Since May 1, the number of cases in the province has risen more than 300% to stand at 4,313 by Thursday, while the rise in Jakarta has been just over 60%, to 7,001.
Most of the East Java cases centre on Surabaya, a city of almost 3 million, with health experts blaming the surge on poor adherence to social restrictions and virus clusters at an Islamic boarding school and a Philip Morris-run tobacco factory, among others.
Muhammad Fikser, a spokesman for the disease task force in Surabaya, confirmed the city’s hospitals had been overrun with patients, but said the situation was under control.

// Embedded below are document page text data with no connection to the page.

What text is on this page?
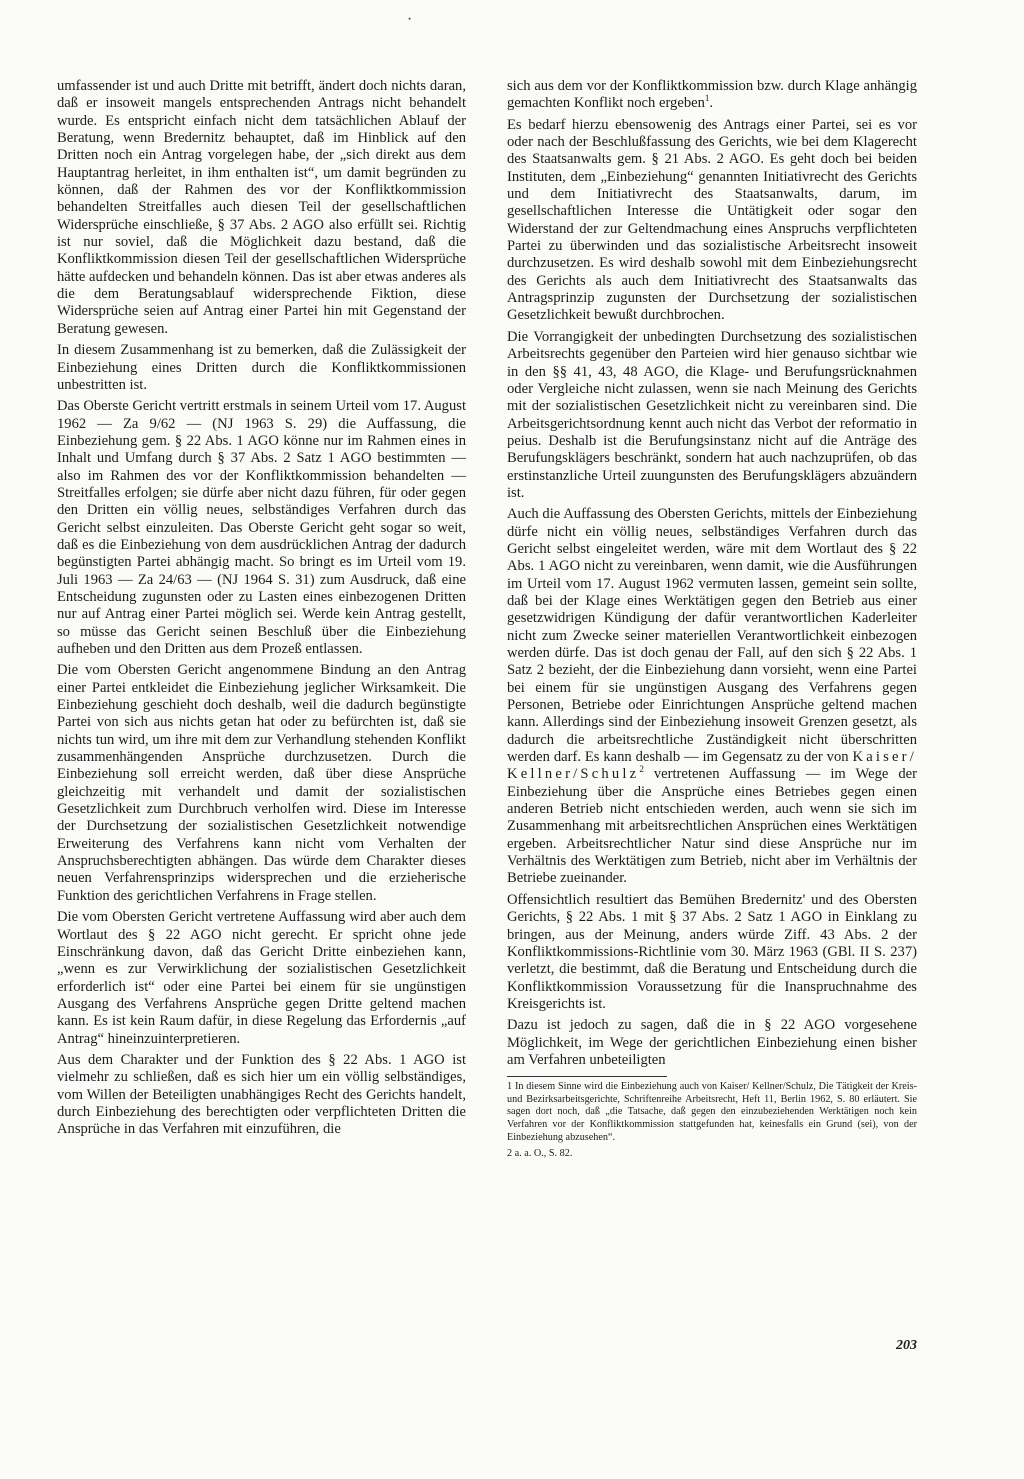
•

umfassender ist und auch Dritte mit betrifft, ändert doch nichts daran, daß er insoweit mangels entsprechenden Antrags nicht behandelt wurde. Es entspricht einfach nicht dem tatsächlichen Ablauf der Beratung, wenn Bredernitz behauptet, daß im Hinblick auf den Dritten noch ein Antrag vorgelegen habe, der „sich direkt aus dem Hauptantrag herleitet, in ihm enthalten ist“, um damit begründen zu können, daß der Rahmen des vor der Konfliktkommission behandelten Streitfalles auch diesen Teil der gesellschaftlichen Widersprüche einschließe, § 37 Abs. 2 AGO also erfüllt sei. Richtig ist nur soviel, daß die Möglichkeit dazu bestand, daß die Konfliktkommission diesen Teil der gesellschaftlichen Widersprüche hätte aufdecken und behandeln können. Das ist aber etwas anderes als die dem Beratungsablauf widersprechende Fiktion, diese Widersprüche seien auf Antrag einer Partei hin mit Gegenstand der Beratung gewesen.

In diesem Zusammenhang ist zu bemerken, daß die Zulässigkeit der Einbeziehung eines Dritten durch die Konfliktkommissionen unbestritten ist.

Das Oberste Gericht vertritt erstmals in seinem Urteil vom 17. August 1962 — Za 9/62 — (NJ 1963 S. 29) die Auffassung, die Einbeziehung gem. § 22 Abs. 1 AGO könne nur im Rahmen eines in Inhalt und Umfang durch § 37 Abs. 2 Satz 1 AGO bestimmten — also im Rahmen des vor der Konfliktkommission behandelten — Streitfalles erfolgen; sie dürfe aber nicht dazu führen, für oder gegen den Dritten ein völlig neues, selbständiges Verfahren durch das Gericht selbst einzuleiten. Das Oberste Gericht geht sogar so weit, daß es die Einbeziehung von dem ausdrücklichen Antrag der dadurch begünstigten Partei abhängig macht. So bringt es im Urteil vom 19. Juli 1963 — Za 24/63 — (NJ 1964 S. 31) zum Ausdruck, daß eine Entscheidung zugunsten oder zu Lasten eines einbezogenen Dritten nur auf Antrag einer Partei möglich sei. Werde kein Antrag gestellt, so müsse das Gericht seinen Beschluß über die Einbeziehung aufheben und den Dritten aus dem Prozeß entlassen.

Die vom Obersten Gericht angenommene Bindung an den Antrag einer Partei entkleidet die Einbeziehung jeglicher Wirksamkeit. Die Einbeziehung geschieht doch deshalb, weil die dadurch begünstigte Partei von sich aus nichts getan hat oder zu befürchten ist, daß sie nichts tun wird, um ihre mit dem zur Verhandlung stehenden Konflikt zusammenhängenden Ansprüche durchzusetzen. Durch die Einbeziehung soll erreicht werden, daß über diese Ansprüche gleichzeitig mit verhandelt und damit der sozialistischen Gesetzlichkeit zum Durchbruch verholfen wird. Diese im Interesse der Durchsetzung der sozialistischen Gesetzlichkeit notwendige Erweiterung des Verfahrens kann nicht vom Verhalten der Anspruchsberechtigten abhängen. Das würde dem Charakter dieses neuen Verfahrensprinzips widersprechen und die erzieherische Funktion des gerichtlichen Verfahrens in Frage stellen.

Die vom Obersten Gericht vertretene Auffassung wird aber auch dem Wortlaut des § 22 AGO nicht gerecht. Er spricht ohne jede Einschränkung davon, daß das Gericht Dritte einbeziehen kann, „wenn es zur Verwirklichung der sozialistischen Gesetzlichkeit erforderlich ist“ oder eine Partei bei einem für sie ungünstigen Ausgang des Verfahrens Ansprüche gegen Dritte geltend machen kann. Es ist kein Raum dafür, in diese Regelung das Erfordernis „auf Antrag“ hineinzuinterpretieren.

Aus dem Charakter und der Funktion des § 22 Abs. 1 AGO ist vielmehr zu schließen, daß es sich hier um ein völlig selbständiges, vom Willen der Beteiligten unabhängiges Recht des Gerichts handelt, durch Einbeziehung des berechtigten oder verpflichteten Dritten die Ansprüche in das Verfahren mit einzuführen, die

sich aus dem vor der Konfliktkommission bzw. durch Klage anhängig gemachten Konflikt noch ergeben$^1$.

Es bedarf hierzu ebensowenig des Antrags einer Partei, sei es vor oder nach der Beschlußfassung des Gerichts, wie bei dem Klagerecht des Staatsanwalts gem. § 21 Abs. 2 AGO. Es geht doch bei beiden Instituten, dem „Einbeziehung“ genannten Initiativrecht des Gerichts und dem Initiativrecht des Staatsanwalts, darum, im gesellschaftlichen Interesse die Untätigkeit oder sogar den Widerstand der zur Geltendmachung eines Anspruchs verpflichteten Partei zu überwinden und das sozialistische Arbeitsrecht insoweit durchzusetzen. Es wird deshalb sowohl mit dem Einbeziehungsrecht des Gerichts als auch dem Initiativrecht des Staatsanwalts das Antragsprinzip zugunsten der Durchsetzung der sozialistischen Gesetzlichkeit bewußt durchbrochen.

Die Vorrangigkeit der unbedingten Durchsetzung des sozialistischen Arbeitsrechts gegenüber den Parteien wird hier genauso sichtbar wie in den §§ 41, 43, 48 AGO, die Klage- und Berufungsrücknahmen oder Vergleiche nicht zulassen, wenn sie nach Meinung des Gerichts mit der sozialistischen Gesetzlichkeit nicht zu vereinbaren sind. Die Arbeitsgerichtsordnung kennt auch nicht das Verbot der reformatio in peius. Deshalb ist die Berufungsinstanz nicht auf die Anträge des Berufungsklägers beschränkt, sondern hat auch nachzuprüfen, ob das erstinstanzliche Urteil zuungunsten des Berufungsklägers abzuändern ist.

Auch die Auffassung des Obersten Gerichts, mittels der Einbeziehung dürfe nicht ein völlig neues, selbständiges Verfahren durch das Gericht selbst eingeleitet werden, wäre mit dem Wortlaut des § 22 Abs. 1 AGO nicht zu vereinbaren, wenn damit, wie die Ausführungen im Urteil vom 17. August 1962 vermuten lassen, gemeint sein sollte, daß bei der Klage eines Werktätigen gegen den Betrieb aus einer gesetzwidrigen Kündigung der dafür verantwortlichen Kaderleiter nicht zum Zwecke seiner materiellen Verantwortlichkeit einbezogen werden dürfe. Das ist doch genau der Fall, auf den sich § 22 Abs. 1 Satz 2 bezieht, der die Einbeziehung dann vorsieht, wenn eine Partei bei einem für sie ungünstigen Ausgang des Verfahrens gegen Personen, Betriebe oder Einrichtungen Ansprüche geltend machen kann. Allerdings sind der Einbeziehung insoweit Grenzen gesetzt, als dadurch die arbeitsrechtliche Zuständigkeit nicht überschritten werden darf. Es kann deshalb — im Gegensatz zu der von Kaiser/ Kellner/Schulz$^2$ vertretenen Auffassung — im Wege der Einbeziehung über die Ansprüche eines Betriebes gegen einen anderen Betrieb nicht entschieden werden, auch wenn sie sich im Zusammenhang mit arbeitsrechtlichen Ansprüchen eines Werktätigen ergeben. Arbeitsrechtlicher Natur sind diese Ansprüche nur im Verhältnis des Werktätigen zum Betrieb, nicht aber im Verhältnis der Betriebe zueinander.

Offensichtlich resultiert das Bemühen Bredernitz' und des Obersten Gerichts, § 22 Abs. 1 mit § 37 Abs. 2 Satz 1 AGO in Einklang zu bringen, aus der Meinung, anders würde Ziff. 43 Abs. 2 der Konfliktkommissions-Richtlinie vom 30. März 1963 (GBl. II S. 237) verletzt, die bestimmt, daß die Beratung und Entscheidung durch die Konfliktkommission Voraussetzung für die Inanspruchnahme des Kreisgerichts ist.

Dazu ist jedoch zu sagen, daß die in § 22 AGO vorgesehene Möglichkeit, im Wege der gerichtlichen Einbeziehung einen bisher am Verfahren unbeteiligten

1 In diesem Sinne wird die Einbeziehung auch von Kaiser/ Kellner/Schulz, Die Tätigkeit der Kreis- und Bezirksarbeitsgerichte, Schriftenreihe Arbeitsrecht, Heft 11, Berlin 1962, S. 80 erläutert. Sie sagen dort noch, daß „die Tatsache, daß gegen den einzubeziehenden Werktätigen noch kein Verfahren vor der Konfliktkommission stattgefunden hat, keinesfalls ein Grund (sei), von der Einbeziehung abzusehen“.

2 a. a. O., S. 82.

203
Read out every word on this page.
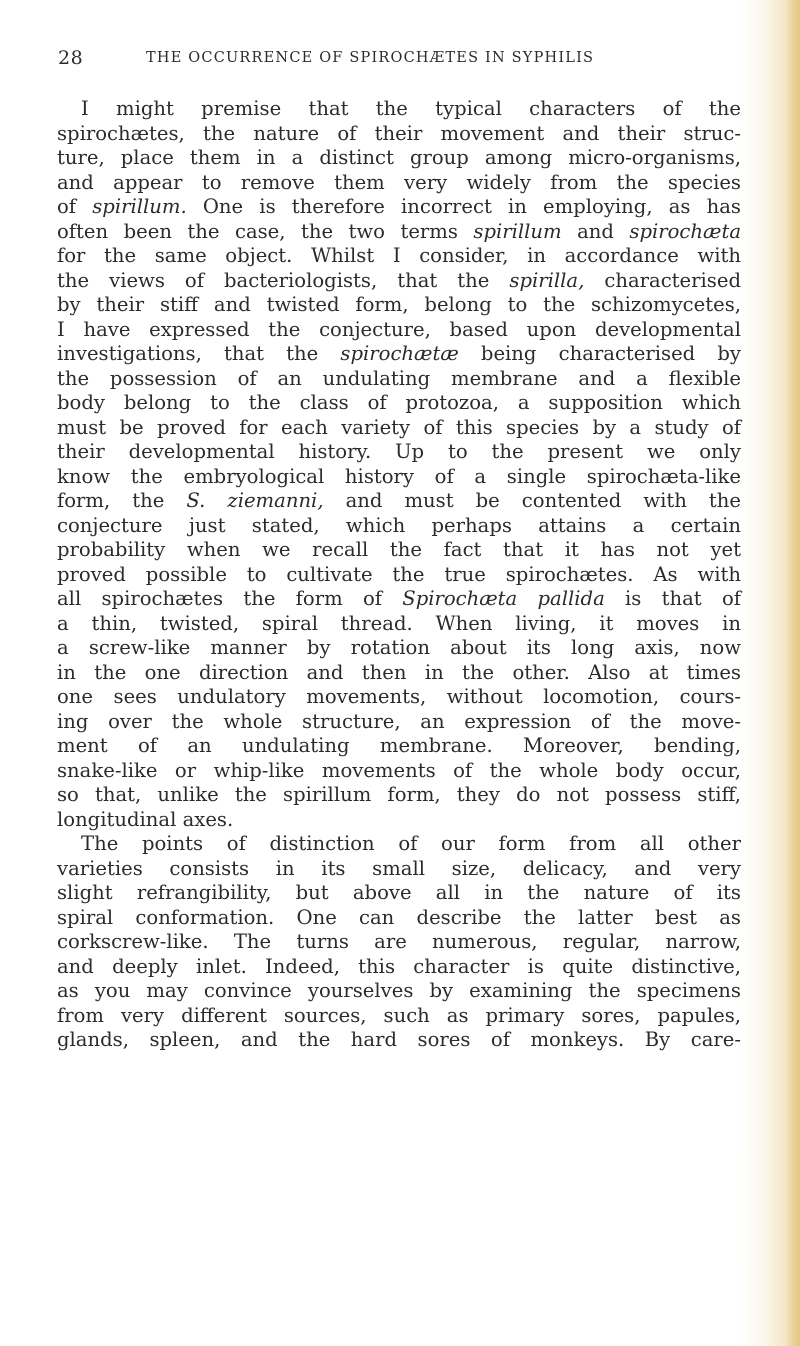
28	THE OCCURRENCE OF SPIROCHÆTES IN SYPHILIS
I might premise that the typical characters of the
spirochætes, the nature of their movement and their struc-
ture, place them in a distinct group among micro-organisms,
and appear to remove them very widely from the species
of spirillum. One is therefore incorrect in employing, as has
often been the case, the two terms spirillum and spirochæta
for the same object. Whilst I consider, in accordance with
the views of bacteriologists, that the spirilla, characterised
by their stiff and twisted form, belong to the schizomycetes,
I have expressed the conjecture, based upon developmental
investigations, that the spirochætæ being characterised by
the possession of an undulating membrane and a flexible
body belong to the class of protozoa, a supposition which
must be proved for each variety of this species by a study of
their developmental history. Up to the present we only
know the embryological history of a single spirochæta-like
form, the S. ziemanni, and must be contented with the
conjecture just stated, which perhaps attains a certain
probability when we recall the fact that it has not yet
proved possible to cultivate the true spirochætes. As with
all spirochætes the form of Spirochæta pallida is that of
a thin, twisted, spiral thread. When living, it moves in
a screw-like manner by rotation about its long axis, now
in the one direction and then in the other. Also at times
one sees undulatory movements, without locomotion, cours-
ing over the whole structure, an expression of the move-
ment of an undulating membrane. Moreover, bending,
snake-like or whip-like movements of the whole body occur,
so that, unlike the spirillum form, they do not possess stiff,
longitudinal axes.
The points of distinction of our form from all other
varieties consists in its small size, delicacy, and very
slight refrangibility, but above all in the nature of its
spiral conformation. One can describe the latter best as
corkscrew-like. The turns are numerous, regular, narrow,
and deeply inlet. Indeed, this character is quite distinctive,
as you may convince yourselves by examining the specimens
from very different sources, such as primary sores, papules,
glands, spleen, and the hard sores of monkeys. By care-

“We’re grateful the situation in Surabaya is still under control, though there are medics who have been infected, so some hospitals had to be closed because they couldn’t admit more patients,” he said. “They were full.”
The world’s fourth-most populous nation is one of the worst hit by the virus in Southeast Asia, with more than 24,000 infections and a death toll ranking among the region’s highest.
Public health experts worry the spread of the virus to remote parts of the archipelago could overload the healthcare system.
As East Java emerges as a new disease hotspot after Jakarta, President Joko Widodo ordered that testing be ramped up, including the use of mobile laboratories.